Na década de oitenta a prevalência deste sorotipo também aumentou na
Suíça, ocorrendo um pico epidêmico em 1992 com setenta e nove casos da doença
para cada cem mil habitantes, porém o número de casos diminuiu até o final dos
anos noventa (SCHIMID, BAUMGARTNER, 1999).

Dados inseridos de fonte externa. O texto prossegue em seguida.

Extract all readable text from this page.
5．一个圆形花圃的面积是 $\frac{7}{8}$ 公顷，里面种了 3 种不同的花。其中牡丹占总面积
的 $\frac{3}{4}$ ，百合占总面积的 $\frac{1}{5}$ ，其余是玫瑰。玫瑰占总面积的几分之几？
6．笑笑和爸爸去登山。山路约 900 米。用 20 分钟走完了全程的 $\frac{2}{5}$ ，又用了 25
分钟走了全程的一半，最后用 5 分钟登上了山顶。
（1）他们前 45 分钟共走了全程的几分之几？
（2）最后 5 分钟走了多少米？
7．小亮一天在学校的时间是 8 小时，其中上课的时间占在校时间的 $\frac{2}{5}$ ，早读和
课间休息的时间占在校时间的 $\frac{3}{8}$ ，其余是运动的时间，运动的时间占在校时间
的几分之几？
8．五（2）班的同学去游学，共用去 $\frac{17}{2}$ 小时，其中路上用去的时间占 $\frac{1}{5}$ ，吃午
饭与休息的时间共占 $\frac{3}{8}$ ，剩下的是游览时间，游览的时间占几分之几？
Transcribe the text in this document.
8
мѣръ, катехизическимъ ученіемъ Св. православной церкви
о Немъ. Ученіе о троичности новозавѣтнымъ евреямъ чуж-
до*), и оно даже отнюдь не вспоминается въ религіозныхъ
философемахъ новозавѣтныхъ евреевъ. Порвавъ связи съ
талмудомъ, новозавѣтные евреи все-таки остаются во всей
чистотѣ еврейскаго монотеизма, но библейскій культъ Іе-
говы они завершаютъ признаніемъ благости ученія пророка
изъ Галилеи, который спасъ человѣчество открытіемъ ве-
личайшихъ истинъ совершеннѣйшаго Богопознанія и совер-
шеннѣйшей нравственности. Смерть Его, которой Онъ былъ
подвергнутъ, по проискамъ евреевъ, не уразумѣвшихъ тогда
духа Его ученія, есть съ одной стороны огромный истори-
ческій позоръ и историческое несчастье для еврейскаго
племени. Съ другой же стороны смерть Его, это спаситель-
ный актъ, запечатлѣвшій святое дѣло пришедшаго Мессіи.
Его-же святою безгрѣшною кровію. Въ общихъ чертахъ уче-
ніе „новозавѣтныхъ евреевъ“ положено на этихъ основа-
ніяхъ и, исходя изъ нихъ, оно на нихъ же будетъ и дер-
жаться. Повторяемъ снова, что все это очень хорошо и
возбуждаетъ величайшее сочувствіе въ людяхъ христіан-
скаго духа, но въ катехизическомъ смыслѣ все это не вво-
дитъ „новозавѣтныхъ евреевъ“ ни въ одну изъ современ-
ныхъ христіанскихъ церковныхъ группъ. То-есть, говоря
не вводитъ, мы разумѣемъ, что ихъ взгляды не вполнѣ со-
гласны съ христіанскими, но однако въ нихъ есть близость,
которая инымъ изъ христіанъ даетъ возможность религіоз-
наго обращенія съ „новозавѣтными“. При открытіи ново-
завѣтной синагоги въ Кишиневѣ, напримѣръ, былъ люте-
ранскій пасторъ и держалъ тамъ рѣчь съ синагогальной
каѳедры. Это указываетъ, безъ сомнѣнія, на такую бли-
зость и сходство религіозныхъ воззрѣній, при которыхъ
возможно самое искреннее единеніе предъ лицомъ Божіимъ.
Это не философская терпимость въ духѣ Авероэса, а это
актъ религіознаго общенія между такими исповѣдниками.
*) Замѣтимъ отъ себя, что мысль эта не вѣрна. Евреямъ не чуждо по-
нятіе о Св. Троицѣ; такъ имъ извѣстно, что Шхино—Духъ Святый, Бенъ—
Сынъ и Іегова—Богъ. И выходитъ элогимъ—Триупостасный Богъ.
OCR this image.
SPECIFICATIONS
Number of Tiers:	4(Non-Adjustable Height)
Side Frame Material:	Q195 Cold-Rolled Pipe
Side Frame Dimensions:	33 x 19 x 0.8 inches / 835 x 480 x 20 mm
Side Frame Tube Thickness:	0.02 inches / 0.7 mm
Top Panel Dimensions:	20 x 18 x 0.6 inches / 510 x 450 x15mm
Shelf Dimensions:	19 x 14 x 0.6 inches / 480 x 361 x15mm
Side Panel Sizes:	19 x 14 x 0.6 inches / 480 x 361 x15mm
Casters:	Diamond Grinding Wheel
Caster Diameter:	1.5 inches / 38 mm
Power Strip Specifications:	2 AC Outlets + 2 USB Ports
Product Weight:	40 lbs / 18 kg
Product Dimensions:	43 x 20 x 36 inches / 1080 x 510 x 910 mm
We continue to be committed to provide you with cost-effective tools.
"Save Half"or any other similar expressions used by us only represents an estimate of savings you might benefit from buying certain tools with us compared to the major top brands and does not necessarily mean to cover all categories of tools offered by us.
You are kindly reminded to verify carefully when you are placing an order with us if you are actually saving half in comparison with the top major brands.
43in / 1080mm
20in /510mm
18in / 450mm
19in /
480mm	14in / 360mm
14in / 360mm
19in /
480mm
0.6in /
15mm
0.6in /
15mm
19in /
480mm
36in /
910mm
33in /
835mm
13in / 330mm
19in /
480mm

Na Áustria, Salmonella Enteritidis teve proporções epidêmicas a partir do ano
de 1988, com um pico da doença em 1992 e um decréscimo da mesma entre 1993 a
1995, sendo que até o final da década de noventa permaneceu em um nível estável
(THIEL,1999).
Salmonella Enteritidis foi isolada em 3 a 4% de casos humanos nos anos
oitenta e aumentou para mais de 30% na década de noventa na Itália (BINKIN et al.,
1993).
Segundo Wong e pesquisadores (1994) a prevalência de Salmonella em
Hong Kong foi estimada em dois mil casos por ano e um aumento significante do
sorotipo Enteritidis foi observado no final dos anos oitenta e início dos anos noventa.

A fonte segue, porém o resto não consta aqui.